Querino foi o primeiro intelectual brasileiro a registrar a contribuição de povos africanos para a cultura brasileira

Uma das personalidades mais importantes da história da Bahia e do Brasil, o escritor, jornalista, historiador, político, desenhista, músico e pintor Manuel Querino completa, em 2023, 182 anos do seu nascimento. O intelectual afrodescendente é importante personagem do século 19. Professor abolicionista e cronista, Querino foi por muito tempo invisibilizado da história brasileira. O jornalista nasceu em Santo Amaro da Purificação, em 28 de julho de 1851, vindo a falecer em Salvador, em 1923, este ano completando um século da sua morte.

Um importante defensor de ideias abolicionistas, no final do período escravocrata no Brasil, tornou-se um pioneiro nos registros antropológicos e na valorização da cultura africana na Bahia. Manuel Raimundo Querino foi aluno fundador do Liceu de Artes e Ofícios da Bahia e da Escola de Belas Artes. Sócio da Sociedade Protetora dos Desvalidos (SPD), do Montepio dos Artistas e do Montepio dos Artífices, sócio-fundador do Instituto Geográfico e Histórico da Bahia (IGHB), membro da Irmandade dos Homens Pretos.

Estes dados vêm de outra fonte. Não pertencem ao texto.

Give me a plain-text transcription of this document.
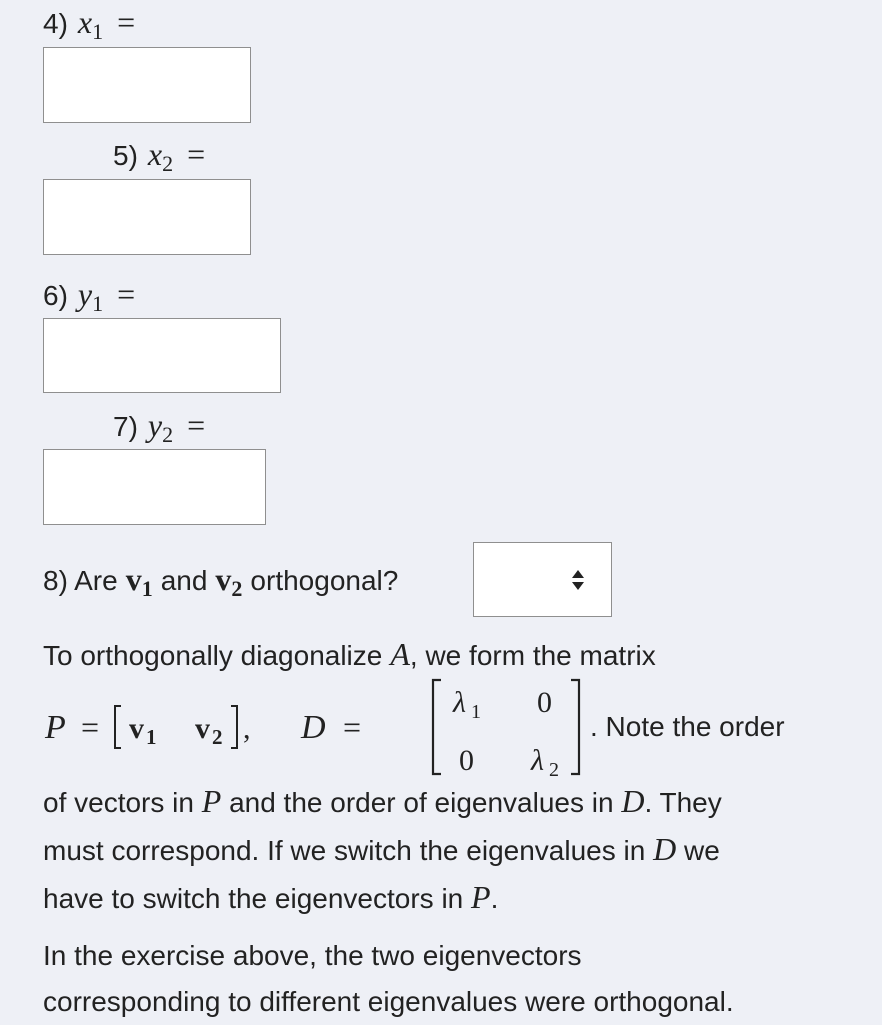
4) $x_1$ =
5) $x_2$ =
6) $y_1$ =
7) $y_2$ =
8) Are $v_1$ and $v_2$ orthogonal?
To orthogonally diagonalize A , we form the matrix
P = v 1 v 2 , D =
λ 1 0
0 λ 2
. Note the order
of vectors in P and the order of eigenvalues in D. They
must correspond. If we switch the eigenvalues in D we
have to switch the eigenvectors in P.
In the exercise above, the two eigenvectors
corresponding to different eigenvalues were orthogonal.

Tamanha é a importância e atuação desse antropólogo autodidata que é de se estranhar a invisibilidade de seu nome, por tanto tempo, nos registros da história do país.  

“Embora ele só tenha começado a ficar um pouco mais conhecido por nós, pela história brasileira, recentemente, ele foi um personagem muito importante da segunda metade do século 19. Um homem – como ele mesmo se dizia – ‘mulato’ nascido depois do fim do tráfico de escravizados, no Recôncavo da Bahia”, conta a historiadora Wlamyra Albuquerque.

Ela explica que a infância de Querino foi marcada por uma epidemia de cólera que o deixou órfão e fez com que fosse criado por um tutor. Essa experiência foi definidora da vida desse intelectual e fez com que ele se aproximasse de um grupo de políticos liberais, liderados pelo conselheiro Dantas.

Albuquerque relata que a proximidade com esse agrupamento político, de homens importantes da República, a grande maioria deles de deputados e presidente da província, fez com que o trânsito e as possibilidades de pensar o universo político fossem dados para Querino. Com o diferencial de que, à frente do seu tempo, ele era alguém que também circulava em outros círculos e ambientes políticos, como a Irmandade do Rosário dos Pretos, a SPD.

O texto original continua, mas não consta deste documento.